Y la gente me ve extraño o yo la veo extraña. Se que no he llegado hasta aquí por casualidad sino por que Dios quiere mostrarme un umbral de luz al final de la vida.

Escribo cuando siento la necesidad de hacerlo, y deje de hacer por mucho tiempo. Esto sana mi interior y me hace reflexionar sobre los pasos correctos que he dar hacia adelante, hacia un futuro no tan incierto. Me desespero, busco respuestas, apoyo incondicional, y sobre todo alguien que escuche lo que tenga que decir, aunque a veces solo mi pobre gata. Ella ha vivido sus años gatunos a mi lado y hemos logrado un acercamiento mayor en los últimos años.

Si, la vida no debe de ser compleja, a veces pienso que por que pienso, o por que dejo de hacer cosas o decir cosas. Otras veces la rutina me agobia y en lugar de permanecer inmune ante la problemática diaria, me doy cuenta que pierdo el rumbo. Ese rumbo que te lleva por esos senderos de caminos transitables y sin miedos, llenos de prosperidad y sobre todo paz.

Solo sé que he llegado hasta aquí con mucho sacrificio y la verdad he llorado tanto que ya hay un río torrente de lamentos y quejas, tristezas, soledades...

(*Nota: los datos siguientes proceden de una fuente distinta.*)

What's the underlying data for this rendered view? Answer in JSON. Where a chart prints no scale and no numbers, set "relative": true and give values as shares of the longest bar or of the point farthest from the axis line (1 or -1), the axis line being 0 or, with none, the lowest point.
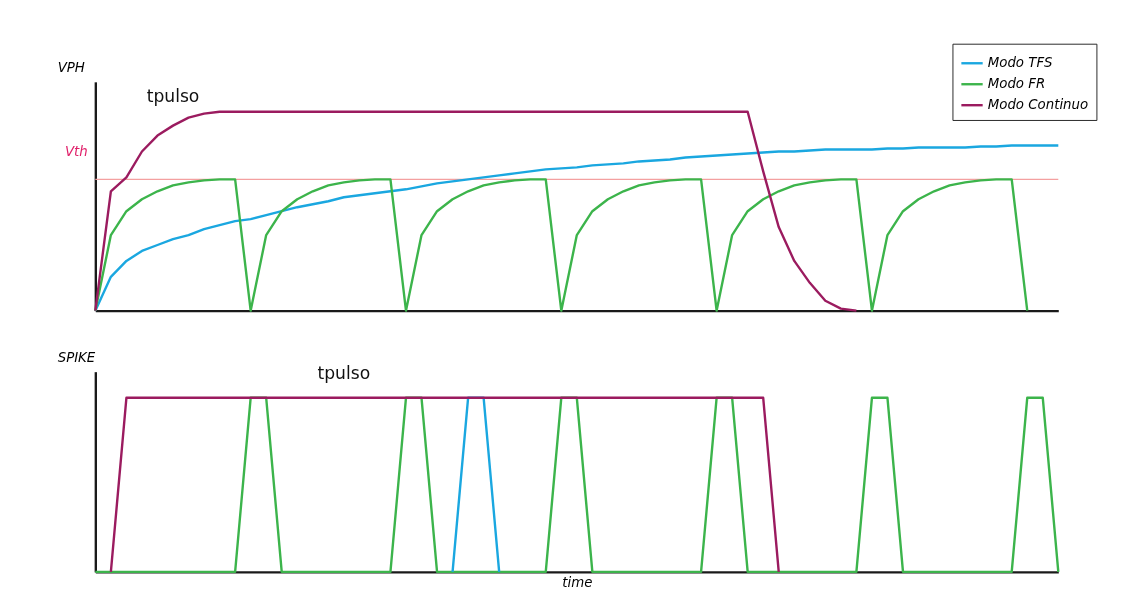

Es incomprensible mi realidad ante la de otros cercanos a mi. No sé muchas veces a donde ir, con quien hablar y sobre todo vuelvo al sitio donde inicie. No me es preciso decir mis motivos a ser como soy, lo que sí se es que he llegado aquí con las alas rotas, cual palomo herido. Soy más consciente de mi, y la verdad es que yo ya no se que hacer sin Dios.

Y porqué cito a Dios, por que el ha sido el único que sostiene mis pasos cuando piso el fango, aquel que ilumina mi sendero en la oscuridad más profunda de las noches de incertidumbre. Y yo solo soy una mortal sin razón ni causa para algunos. Y he llegado a la problemática de no saber quien soy yo. Voy por un rumbo iluminado y enfrento batallas que me desmoralizan, y llevan mi ánimo de un lado a otro, la misma enfermedad emocional hace que mis ideas choquen, y desgasten mis neuronas.

Lamentablemente lo que para unos es justo, para otros es una falacia!